Posted to bioRxiv in October 2025, Kanzi is released as open-source code with a pretrained checkpoint and a from_pretrained loading API, and it demonstrates that symmetry-specialized architectures are not a prerequisite for effective protein structure tokenization.
DAE.from_pretrained() interface for encoding and decoding, under an MIT license.Kanzi encodes protein structure into tokens and decodes them back to coordinates using a diffusion autoencoder. Instead of enforcing rotational and translational invariance through frames and SE(3)-equivariant attention, it works directly in global coordinates and trains the decoder as a flow-matching generative process, so a single objective governs reconstruction. The current release provides Cα-only tokenizers and is trained on the standard AFDB-Foldseek clustered dataset restricted to proteins shorter than 256 residues. Despite its small footprint of about 30 million parameters, Kanzi reports better reconstruction than existing tokenizers at lower compute cost. The authors additionally train an autoregressive generative model on Kanzi tokens; this token-based generator outperforms comparable token-based approaches, though it does not match state-of-the-art continuous diffusion models for structure generation. Code is released on GitHub under the MIT license with a downloadable checkpoint; full-backbone tokenizers and generative models are noted as planned extensions, and batch encoding is not yet supported.
Kanzi is aimed at researchers building multimodal protein models that need a compact, efficient way to convert structure into tokens for integration with sequence and function. Its from_pretrained API and small size make it practical to drop into token-based pipelines for structure-conditioned generation, structure-aware language modeling, or representation learning without the engineering overhead of symmetry-specialized layers. The accompanying autoregressive generator illustrates how the tokenizer can be used as the front end of a discrete protein structure generation system.

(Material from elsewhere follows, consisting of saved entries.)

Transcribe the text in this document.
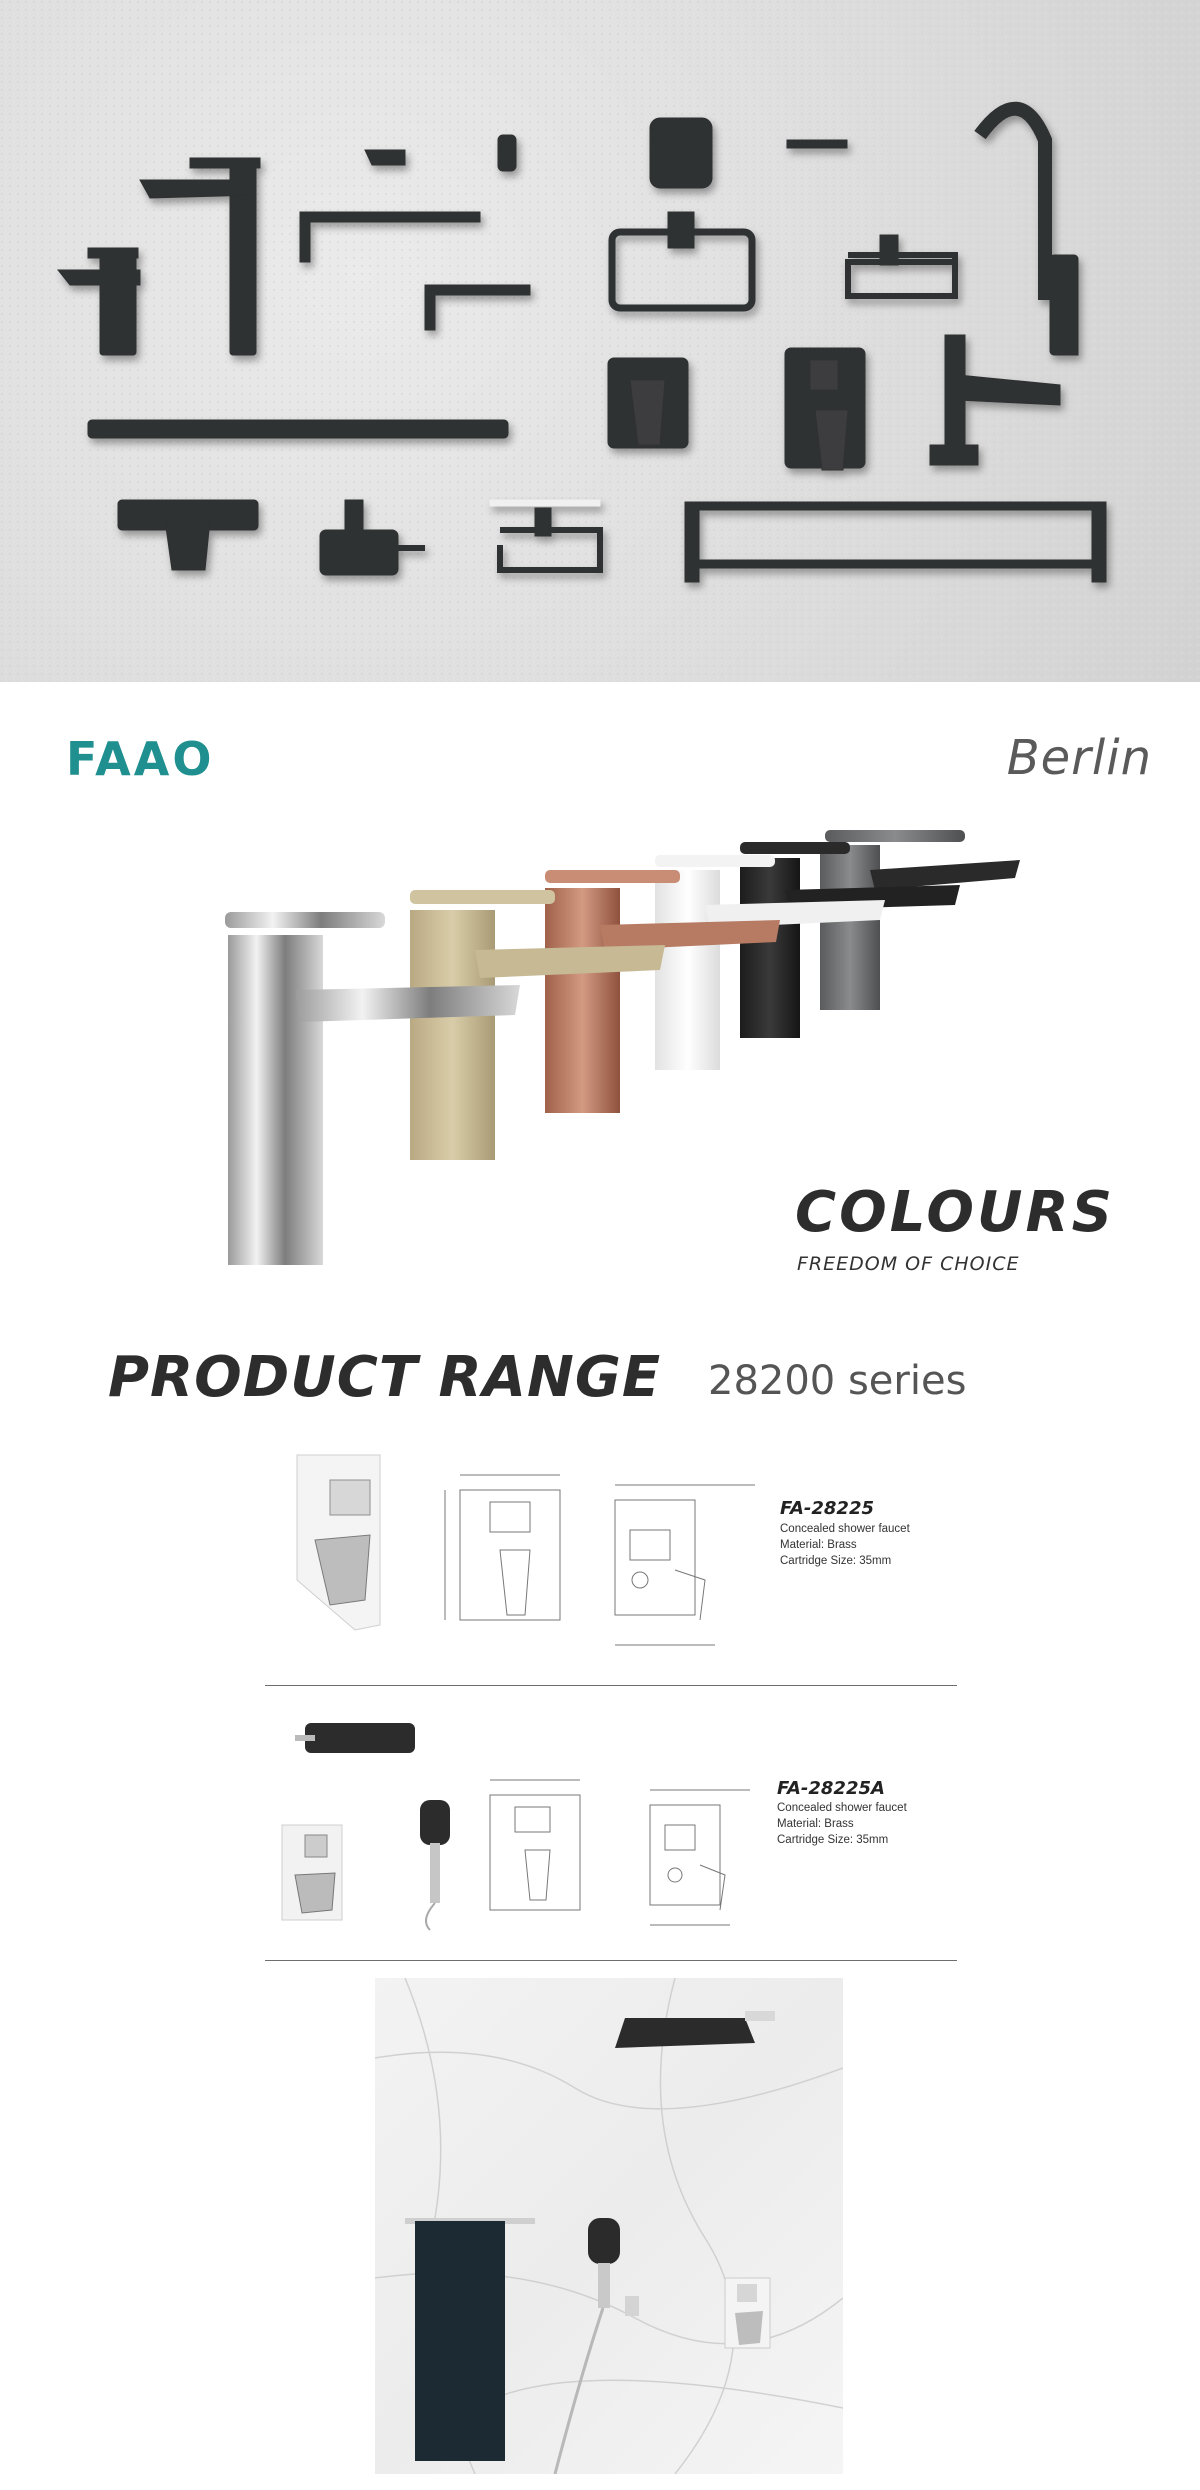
FAAO	Berlin
COLOURS
FREEDOM OF CHOICE
PRODUCT RANGE 28200 series
FA-28225
Concealed shower faucet
Material: Brass
Cartridge Size: 35mm
FA-28225A
Concealed shower faucet
Material: Brass
Cartridge Size: 35mm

Kanzi challenges the assumption that protein structure tokenizers require frame-based representations and SE(3)-invariant attention, showing that a flow-matching diffusion autoencoder over global coordinates can be more stable, smaller, and more accurate for reconstruction. By lowering the parameter and compute cost of tokenization, it makes token-based multimodal protein modeling more accessible. The work is a preprint, and its current scope is bounded: the released tokenizers are Cα-only and trained on sub-256-residue chains, and the associated token-based generator trails continuous diffusion models for de novo structure generation, leaving full-backbone tokenization and stronger generation as stated next steps.
Dilip, R., et al. (2025) Flow Autoencoders are Effective Protein Tokenizers. bioRxiv.